Fraud, composed primarily of white-collar crimes, consumes an estimated $400 billion dollars in business losses each year. At the level of individual firms, small and large firms have a nearly identical average loss, right at $120,000 each. A loss of this magnitude is extremely difficult for a small firm to withstand and survive.
The key to preventing fraud from occurring in a firm is to develop a climate of ethical behavior. The steps in creating an ethical climate of behavior, as laid out in the Carland's text, begin with:
Instituting a proactive fraud policy
Leaders and managers must lead by example. This includes treating suppliers and customers ethically.
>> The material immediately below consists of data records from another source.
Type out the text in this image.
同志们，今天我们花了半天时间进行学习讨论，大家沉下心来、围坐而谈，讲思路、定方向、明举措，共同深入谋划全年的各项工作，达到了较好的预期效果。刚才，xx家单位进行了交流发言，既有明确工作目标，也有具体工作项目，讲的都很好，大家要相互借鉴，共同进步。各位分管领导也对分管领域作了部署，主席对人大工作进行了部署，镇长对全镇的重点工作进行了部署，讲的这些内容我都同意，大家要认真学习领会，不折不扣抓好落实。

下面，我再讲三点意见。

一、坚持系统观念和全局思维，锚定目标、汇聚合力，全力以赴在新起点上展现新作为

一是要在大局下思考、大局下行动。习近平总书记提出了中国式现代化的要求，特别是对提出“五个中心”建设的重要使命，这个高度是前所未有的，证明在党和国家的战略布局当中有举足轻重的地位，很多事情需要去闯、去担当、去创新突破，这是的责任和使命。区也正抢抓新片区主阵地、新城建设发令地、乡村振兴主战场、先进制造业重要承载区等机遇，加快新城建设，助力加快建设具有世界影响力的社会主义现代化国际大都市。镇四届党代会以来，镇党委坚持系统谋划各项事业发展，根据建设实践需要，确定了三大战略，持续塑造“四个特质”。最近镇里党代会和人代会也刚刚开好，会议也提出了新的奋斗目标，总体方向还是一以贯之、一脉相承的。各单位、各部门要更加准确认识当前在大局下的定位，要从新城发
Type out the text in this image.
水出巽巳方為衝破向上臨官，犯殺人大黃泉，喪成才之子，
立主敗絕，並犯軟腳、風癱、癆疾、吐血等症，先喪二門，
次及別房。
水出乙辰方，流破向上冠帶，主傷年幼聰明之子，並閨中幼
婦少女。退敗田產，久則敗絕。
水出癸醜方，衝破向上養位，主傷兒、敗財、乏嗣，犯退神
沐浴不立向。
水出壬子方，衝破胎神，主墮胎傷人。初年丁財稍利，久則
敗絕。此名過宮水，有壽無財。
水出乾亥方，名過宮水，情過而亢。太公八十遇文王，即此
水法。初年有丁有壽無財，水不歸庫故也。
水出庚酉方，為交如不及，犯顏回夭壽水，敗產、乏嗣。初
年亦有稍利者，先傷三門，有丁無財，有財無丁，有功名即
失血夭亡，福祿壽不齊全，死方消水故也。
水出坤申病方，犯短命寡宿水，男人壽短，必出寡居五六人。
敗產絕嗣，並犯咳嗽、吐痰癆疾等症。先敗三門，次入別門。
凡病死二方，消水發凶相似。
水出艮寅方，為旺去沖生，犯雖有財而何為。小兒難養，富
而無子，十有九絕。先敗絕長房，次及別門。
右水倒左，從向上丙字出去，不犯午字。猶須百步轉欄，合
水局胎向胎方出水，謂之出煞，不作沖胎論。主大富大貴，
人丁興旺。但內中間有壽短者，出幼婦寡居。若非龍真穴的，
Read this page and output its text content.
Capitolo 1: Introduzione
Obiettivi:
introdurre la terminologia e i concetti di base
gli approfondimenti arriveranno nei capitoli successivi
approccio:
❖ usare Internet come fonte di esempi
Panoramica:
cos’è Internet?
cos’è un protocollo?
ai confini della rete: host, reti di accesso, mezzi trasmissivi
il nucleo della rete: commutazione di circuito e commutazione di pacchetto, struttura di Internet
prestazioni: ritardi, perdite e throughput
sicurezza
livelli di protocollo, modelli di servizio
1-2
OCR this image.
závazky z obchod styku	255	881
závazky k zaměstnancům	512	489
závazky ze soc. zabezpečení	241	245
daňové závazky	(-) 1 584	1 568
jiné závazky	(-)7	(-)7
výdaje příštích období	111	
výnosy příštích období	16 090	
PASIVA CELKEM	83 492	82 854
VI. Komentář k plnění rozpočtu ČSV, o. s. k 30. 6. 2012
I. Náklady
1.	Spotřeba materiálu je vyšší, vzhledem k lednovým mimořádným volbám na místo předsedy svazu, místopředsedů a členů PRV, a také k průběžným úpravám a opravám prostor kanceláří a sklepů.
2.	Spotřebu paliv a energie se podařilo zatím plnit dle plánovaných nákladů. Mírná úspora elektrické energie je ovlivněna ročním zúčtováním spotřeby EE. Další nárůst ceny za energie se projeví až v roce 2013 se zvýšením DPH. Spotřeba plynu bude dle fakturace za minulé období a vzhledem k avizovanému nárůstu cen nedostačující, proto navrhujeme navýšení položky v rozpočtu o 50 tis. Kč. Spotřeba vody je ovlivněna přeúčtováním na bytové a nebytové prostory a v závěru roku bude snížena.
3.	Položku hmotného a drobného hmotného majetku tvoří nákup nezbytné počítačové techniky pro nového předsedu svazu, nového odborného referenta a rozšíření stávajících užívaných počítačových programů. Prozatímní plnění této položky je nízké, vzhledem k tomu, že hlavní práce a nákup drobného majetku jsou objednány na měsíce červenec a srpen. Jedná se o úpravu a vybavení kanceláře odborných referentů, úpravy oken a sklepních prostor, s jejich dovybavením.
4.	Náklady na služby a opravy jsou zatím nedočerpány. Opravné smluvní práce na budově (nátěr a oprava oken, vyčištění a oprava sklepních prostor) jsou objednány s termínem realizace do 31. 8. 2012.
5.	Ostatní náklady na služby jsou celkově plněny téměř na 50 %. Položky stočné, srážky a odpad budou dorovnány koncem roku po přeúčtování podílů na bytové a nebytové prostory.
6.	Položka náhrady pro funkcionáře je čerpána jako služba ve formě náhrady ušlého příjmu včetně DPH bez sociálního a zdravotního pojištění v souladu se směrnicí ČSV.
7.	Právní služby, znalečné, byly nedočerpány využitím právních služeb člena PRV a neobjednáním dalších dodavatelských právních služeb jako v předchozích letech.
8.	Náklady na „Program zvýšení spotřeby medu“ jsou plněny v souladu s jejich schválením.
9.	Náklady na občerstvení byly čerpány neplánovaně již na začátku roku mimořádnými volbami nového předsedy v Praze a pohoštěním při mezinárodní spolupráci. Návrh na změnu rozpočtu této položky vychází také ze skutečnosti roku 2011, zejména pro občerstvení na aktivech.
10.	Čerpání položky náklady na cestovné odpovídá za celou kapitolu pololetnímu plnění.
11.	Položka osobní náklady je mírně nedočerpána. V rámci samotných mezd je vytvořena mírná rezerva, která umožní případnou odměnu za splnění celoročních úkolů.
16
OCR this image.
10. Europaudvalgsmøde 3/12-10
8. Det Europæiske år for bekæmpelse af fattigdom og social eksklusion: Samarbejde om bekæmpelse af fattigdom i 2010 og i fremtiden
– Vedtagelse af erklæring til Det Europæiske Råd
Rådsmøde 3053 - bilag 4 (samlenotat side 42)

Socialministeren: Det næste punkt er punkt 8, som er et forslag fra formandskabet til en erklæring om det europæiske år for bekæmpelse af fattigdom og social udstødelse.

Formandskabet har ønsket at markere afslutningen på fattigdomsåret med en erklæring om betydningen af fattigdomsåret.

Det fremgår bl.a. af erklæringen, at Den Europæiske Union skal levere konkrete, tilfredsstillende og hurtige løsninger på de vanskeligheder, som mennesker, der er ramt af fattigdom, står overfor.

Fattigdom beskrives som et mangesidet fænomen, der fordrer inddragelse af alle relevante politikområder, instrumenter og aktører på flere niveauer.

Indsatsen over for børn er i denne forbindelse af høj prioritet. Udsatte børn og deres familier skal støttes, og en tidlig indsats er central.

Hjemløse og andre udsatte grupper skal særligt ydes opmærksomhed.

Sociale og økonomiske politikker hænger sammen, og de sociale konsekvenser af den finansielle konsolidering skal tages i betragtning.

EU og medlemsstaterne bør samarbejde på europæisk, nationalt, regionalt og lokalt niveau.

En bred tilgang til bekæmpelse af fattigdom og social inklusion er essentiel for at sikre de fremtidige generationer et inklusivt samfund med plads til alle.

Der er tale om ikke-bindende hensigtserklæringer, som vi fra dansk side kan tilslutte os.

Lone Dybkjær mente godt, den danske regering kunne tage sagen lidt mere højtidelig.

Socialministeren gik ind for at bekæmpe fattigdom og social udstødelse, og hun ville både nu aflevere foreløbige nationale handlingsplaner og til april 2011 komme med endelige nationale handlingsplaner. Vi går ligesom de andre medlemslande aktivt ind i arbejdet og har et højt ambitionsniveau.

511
Incidents of unethical behavior must be recognized and dealt with, and not allowed to slide by. Loss of peer respect is a powerful deterrent, especially in small firms where more formal internal controls may not be present.
New situations, or exceptions not spelled out in company policy, must be treated and evaluated fairly and this must be done in as transparent a manner as possible
Screening of prospective employees is vital. In the current legal climate, recommendations or warnings from former employers are all but impossible to obtain. Other options such as credit checks and professional, thorough interview techniques are more valuable.
Finally, fair wages are essential to finding and keeping good, decent employees. If the employees are able to make a decent living, they are much less likely to resort to fraudulent behavior.